The 22-year-old then revealed the team were driven to win for their skipper Ulises Dávila, whose wife Lily died suddenly earlier this year.
Sydney United’s miracle run to the cup final has been the story of the competition this season, as they became the first National team to reach the big game.
Some followers of United, formerly known as Sydney Croatia, sang Za Dom Spremni (For Homeland – Ready) – a chant used by the far-right Ustase movement in the 1930s and 1940s at the game.
Images and videos circulated on social media also appeared to show fans carrying out fascist-style salutes during the match.
Macarthur FC star Al Hassan Toure (centre) gives the crowd a piece of his mind after scoring a goal in his team’s 2-0 Australia Cup win over Sydney United on Saturday night
Pictures of fans with their right arm raised in what appeared to be a Nazi salute quickly went viral on social media during the game
Sections of fans could be heard singing and allegedly booing during the national anthem and the traditional Welcome to Country ahead of kick-off against Macarthur.
So when Toure scored from a penalty in the 32nd minute, he gave the fans a piece of his mind by running up to the fence and cupping his hands around his ears in an ‘I can’t hear you’ gesture that showed them the abuse wasn’t getting to the team.
Some supporters responded by throwing rubbish at the forward and giving him the middle finger.
After Macarthur won 2-0, Toure was interviewed on the pitch while the team celebrated.
‘Our captain needed that today, with everything that’s gone on with his wife, I think this is more for him and his family,’ he said, while appearing close to tears.
‘He’s been going through a hard time and this is just for him.’
The A-League was sent into shock when Dávila’s wife Lily died in May, leaving him to look after their son, Uli Junior.

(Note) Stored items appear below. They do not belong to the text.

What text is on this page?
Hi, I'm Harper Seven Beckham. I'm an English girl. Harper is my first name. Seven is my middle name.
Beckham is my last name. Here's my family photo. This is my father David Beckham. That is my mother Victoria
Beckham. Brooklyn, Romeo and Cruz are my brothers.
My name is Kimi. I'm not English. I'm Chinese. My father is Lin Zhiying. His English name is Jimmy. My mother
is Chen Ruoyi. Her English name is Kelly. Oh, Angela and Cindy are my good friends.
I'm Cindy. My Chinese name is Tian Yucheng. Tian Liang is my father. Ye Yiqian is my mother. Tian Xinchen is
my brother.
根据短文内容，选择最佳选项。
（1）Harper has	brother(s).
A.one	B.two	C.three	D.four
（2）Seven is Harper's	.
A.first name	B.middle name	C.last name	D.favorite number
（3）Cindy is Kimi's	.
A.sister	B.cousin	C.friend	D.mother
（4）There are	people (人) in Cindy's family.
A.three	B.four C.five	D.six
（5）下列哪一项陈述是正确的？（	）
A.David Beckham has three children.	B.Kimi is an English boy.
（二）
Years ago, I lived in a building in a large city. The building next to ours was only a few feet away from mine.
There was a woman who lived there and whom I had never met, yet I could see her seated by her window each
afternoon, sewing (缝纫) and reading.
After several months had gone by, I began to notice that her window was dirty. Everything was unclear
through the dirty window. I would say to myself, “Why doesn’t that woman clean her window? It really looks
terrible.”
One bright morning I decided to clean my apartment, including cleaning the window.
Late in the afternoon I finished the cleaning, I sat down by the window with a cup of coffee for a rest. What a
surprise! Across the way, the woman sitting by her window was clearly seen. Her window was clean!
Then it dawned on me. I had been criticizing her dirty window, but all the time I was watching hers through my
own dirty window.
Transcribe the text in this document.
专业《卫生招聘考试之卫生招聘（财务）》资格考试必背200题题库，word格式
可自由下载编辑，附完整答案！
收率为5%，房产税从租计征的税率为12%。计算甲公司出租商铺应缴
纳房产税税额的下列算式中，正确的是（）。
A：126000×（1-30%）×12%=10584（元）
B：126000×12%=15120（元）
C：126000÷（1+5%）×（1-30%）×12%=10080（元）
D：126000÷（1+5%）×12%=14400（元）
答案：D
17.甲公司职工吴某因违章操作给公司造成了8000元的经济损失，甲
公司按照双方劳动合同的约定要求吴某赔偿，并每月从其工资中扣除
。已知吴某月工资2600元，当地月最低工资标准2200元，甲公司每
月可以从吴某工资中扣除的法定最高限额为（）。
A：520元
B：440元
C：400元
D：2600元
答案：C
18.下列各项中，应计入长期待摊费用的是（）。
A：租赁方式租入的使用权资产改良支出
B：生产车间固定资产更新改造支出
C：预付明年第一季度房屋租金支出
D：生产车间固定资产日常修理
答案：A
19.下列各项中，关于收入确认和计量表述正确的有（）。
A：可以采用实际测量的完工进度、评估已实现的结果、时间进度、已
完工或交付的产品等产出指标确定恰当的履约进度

A section of Sydney United fans allegedly sang chants during the national anthem
United supporters were also accused of booing during the Welcome to Country performed by Erin Wilkins (pictured), who seemed visibly shocked
A former Chelsea star and Mexican international, Dávila had an outstanding game on Saturday night, winning the Mark Viduka Medal for a man-of-the match effort that went a long way to bringing Macarthur their first trophy since they made their A-League debut in 2020.
The disgraceful display from sections of the Sydney United crowd drew widespread condemnation after the match.
‘These vile symbols and salutes have no place in modern Australian society,’ NSW Jewish Board of Deputies chief executive Darren Bark said.
‘They represent the ultimate manifestation of evil – an evil which led to the murder of millions of innocent civilians during WWII, including six million Jews and thousands of Australian Diggers who lost their lives fighting against the Nazis during WWII.
Macarthur captain Ulises Dávila (pictured with son Uli Junior after the win) picked up the man of the match award. Toure said the team wanted to win for their skipper after he lost his wife in tragic circumstances earlier this year
The sudden death of Dávila’s wife Lily (pictured together) in May sent shockwaves through football in Australia
Bark called on Football Australia to take ‘strong action’ against the perpetrators.
One banner unveiled at CommBank Stadium bore a striking resemblance to the flag of Nazi Germany.
Largely red, it contained a white circle in the middle, with ‘EP’ – an acronym for the club’s Edensor Park home – written in the circle in black typeface.
A section of United fans also chanted and booed during the welcome to country performed by Erin Wilkins, as well as the national anthem.
Former United player and Australia international Craig Foster tweeted his condemnation, describing the behaviour as a ‘horrific display of racist hate’.
Football Australia chief executive James Johnson telephoned Wilkins during the final to apologise on behalf of his organisation, which insisted the behaviour was restricted to a small section of supporters.
‘Football Australia acknowledges that a very small minority of attendees engaged in behaviour that is not consistent with Football Australia’s values and wider community expectations,’ the organisation said in a statement.